The study has been carried out in 6 normal prostate (NP), 29 BPH and 33 PC with dominant Gleason grade>8. Immunohistochemical analysis has been performed. Monoclonal antibodies 3E6 and ER-PR8 have been used to assess PSMA and PSA expression respectively. The evaluation of angiogenesis has been made by CD34 immune marker. Serum levels of PSA have been assayed by Immulite autoanalyser.
The study of each protein separately among sera PSA levels showed that PSMA expression and angiogenic activity have the highest intensity in PC patients with serum PSA levels>20 ng/mL. Nevertheless, the lowest tissue PSA expression was found in PC patients with this latter sera PSA group.
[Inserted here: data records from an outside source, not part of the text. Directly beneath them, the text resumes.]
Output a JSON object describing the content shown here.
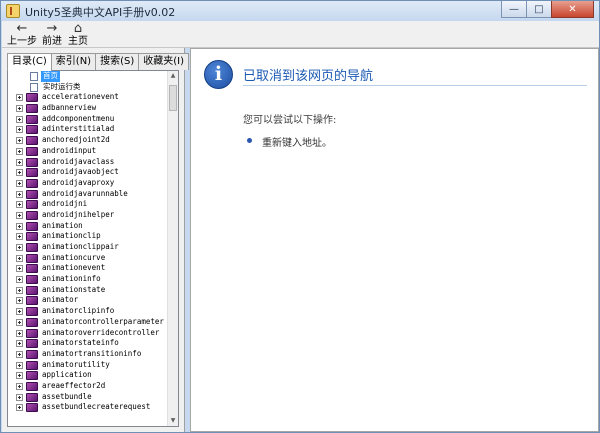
{
  "window": {
    "title": "Unity5圣典中文API手册v0.02",
    "controls": {
      "minimize": "—",
      "maximize": "□",
      "close": "✕"
    }
  },
  "toolbar": {
    "back": {
      "label": "上一步",
      "icon": "←"
    },
    "forward": {
      "label": "前进",
      "icon": "→"
    },
    "home": {
      "label": "主页",
      "icon": "⌂"
    }
  },
  "tabs": [
    "目录(C)",
    "索引(N)",
    "搜索(S)",
    "收藏夹(I)"
  ],
  "tree": {
    "top_items": [
      "首页",
      "实时运行类"
    ],
    "items": [
      "accelerationevent",
      "adbannerview",
      "addcomponentmenu",
      "adinterstitialad",
      "anchoredjoint2d",
      "androidinput",
      "androidjavaclass",
      "androidjavaobject",
      "androidjavaproxy",
      "androidjavarunnable",
      "androidjni",
      "androidjnihelper",
      "animation",
      "animationclip",
      "animationclippair",
      "animationcurve",
      "animationevent",
      "animationinfo",
      "animationstate",
      "animator",
      "animatorclipinfo",
      "animatorcontrollerparameter",
      "animatoroverridecontroller",
      "animatorstateinfo",
      "animatortransitioninfo",
      "animatorutility",
      "application",
      "areaeffector2d",
      "assetbundle",
      "assetbundlecreaterequest"
    ]
  },
  "content": {
    "heading": "已取消到该网页的导航",
    "subtext": "您可以尝试以下操作:",
    "actions": [
      "重新键入地址。"
    ]
  }
}
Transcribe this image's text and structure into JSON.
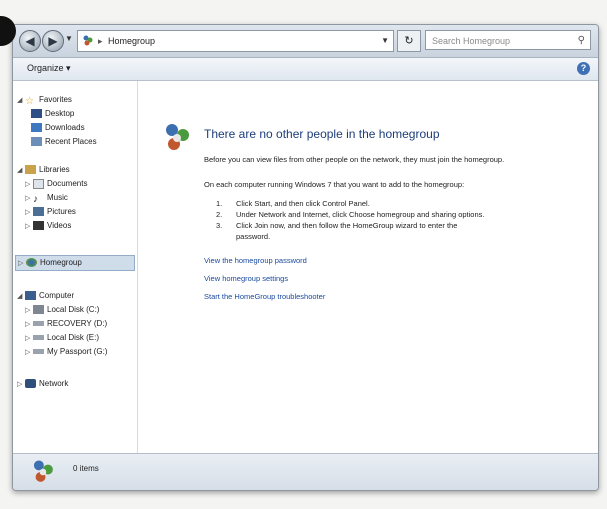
{
  "address_bar": {
    "path": [
      "Homegroup"
    ],
    "search_placeholder": "Search Homegroup"
  },
  "toolbar": {
    "organize_label": "Organize ▾",
    "help_label": "?"
  },
  "sidebar": {
    "favorites": {
      "label": "Favorites",
      "items": [
        "Desktop",
        "Downloads",
        "Recent Places"
      ]
    },
    "libraries": {
      "label": "Libraries",
      "items": [
        "Documents",
        "Music",
        "Pictures",
        "Videos"
      ]
    },
    "homegroup": {
      "label": "Homegroup"
    },
    "computer": {
      "label": "Computer",
      "items": [
        "Local Disk (C:)",
        "RECOVERY (D:)",
        "Local Disk (E:)",
        "My Passport (G:)"
      ]
    },
    "network": {
      "label": "Network"
    }
  },
  "content": {
    "title": "There are no other people in the homegroup",
    "intro": "Before you can view files from other people on the network, they must join the homegroup.",
    "instruction": "On each computer running Windows 7 that you want to add to the homegroup:",
    "steps": [
      {
        "n": "1.",
        "text": "Click Start, and then click Control Panel."
      },
      {
        "n": "2.",
        "text": "Under Network and Internet, click Choose homegroup and sharing options."
      },
      {
        "n": "3.",
        "text": "Click Join now, and then follow the HomeGroup wizard to enter the"
      },
      {
        "n": "",
        "text": "password."
      }
    ],
    "links": [
      "View the homegroup password",
      "View homegroup settings",
      "Start the HomeGroup troubleshooter"
    ]
  },
  "details": {
    "items": "0 items"
  },
  "colors": {
    "accent": "#1d3d7a",
    "link": "#1a4aa0",
    "selection": "#cfdcea"
  }
}
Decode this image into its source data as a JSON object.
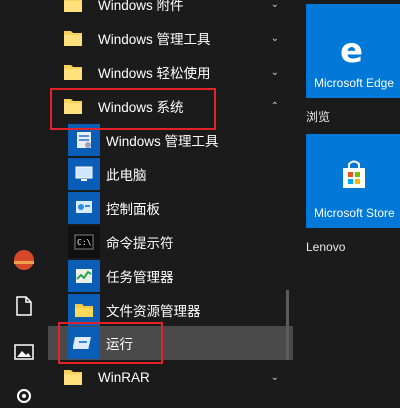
{
  "start_list": {
    "items": [
      {
        "label": "Windows 附件",
        "expand": "⌄"
      },
      {
        "label": "Windows 管理工具",
        "expand": "⌄"
      },
      {
        "label": "Windows 轻松使用",
        "expand": "⌄"
      },
      {
        "label": "Windows 系统",
        "expand": "⌃"
      },
      {
        "label": "Windows 管理工具"
      },
      {
        "label": "此电脑"
      },
      {
        "label": "控制面板"
      },
      {
        "label": "命令提示符"
      },
      {
        "label": "任务管理器"
      },
      {
        "label": "文件资源管理器"
      },
      {
        "label": "运行"
      },
      {
        "label": "WinRAR",
        "expand": "⌄"
      }
    ]
  },
  "tiles": {
    "edge": {
      "label": "Microsoft Edge"
    },
    "browse_label": "浏览",
    "store": {
      "label": "Microsoft Store"
    },
    "lenovo_label": "Lenovo"
  },
  "colors": {
    "accent": "#0078d7",
    "highlight_box": "#e2232b",
    "background": "#1b1b1b"
  }
}
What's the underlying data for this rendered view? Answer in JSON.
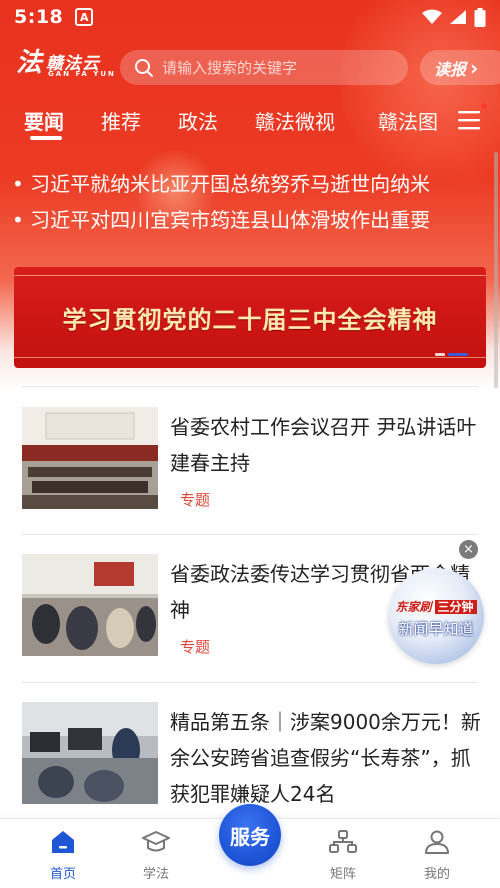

The most relevant results showed that in PC patients (PSA+, PSMA+) and (PSA-, PSMA+) profile were found to be inversely related to sera PSA levels. In PC patients, a high immunoexpression of (PSA+, PSMA+) profile has detected in the sera PSA group>20 ng/mL; whereas a high immunoexpression of (PSA-, PSMA+) profile was detected in the sera PSA group between 0 and 4 ng/mL. The highest angiogenic activity was found in PC patients with (PSA+, PSMA+) profile.
Our findings clearly have supported the feasibility of PSA-PSMA profiles to improve in vivo diagnostic and therapeutic approaches in prostate cancer patients.
前列腺特异性抗原(PSA)-前列腺特异性膜抗原(PSMA)谱在病理性前列腺(增生和癌)中的相关性尚未完全明确。本研究旨在探讨PSA-PSMA谱对良性前列腺增生(BPH)和前列腺癌(PC)患者血清PSA水平及血管生成活性的影响。
本研究纳入6例正常前列腺(NP)、29例BPH和33例Gleason分级>8的PC患者。进行了免疫组织化学分析。分别使用单克隆抗体3E6和ER-PR8评估PSMA和PSA表达。通过CD34免疫标记评估血管生成。采用免疫发光自动分析仪检测血清PSA水平。
在血清PSA水平中对每种蛋白质单独研究显示,血清PSA水平>20 ng/mL的PC患者中PSMA表达和血管生成活性强度最高。然而,后一组血清PSA水平的PC患者组织PSA表达最低。最相关的结果显示,在PC患者中,(PSA +,PSMA +)和(PSA -,PSMA +)谱与血清PSA水平呈负相关。在PC患者中,血清PSA组>20 ng/mL中检测到(PSA +,PSMA +)谱的高免疫表达;而在血清PSA组0至4 ng/mL中检测到(PSA -,PSMA +)谱的高免疫表达。(PSA +,PSMA +)谱的PC患者血管生成活性最高。
我们的研究结果明确支持了PSA-PSMA谱改善前列腺癌患者体内诊断和治疗方法的可行性。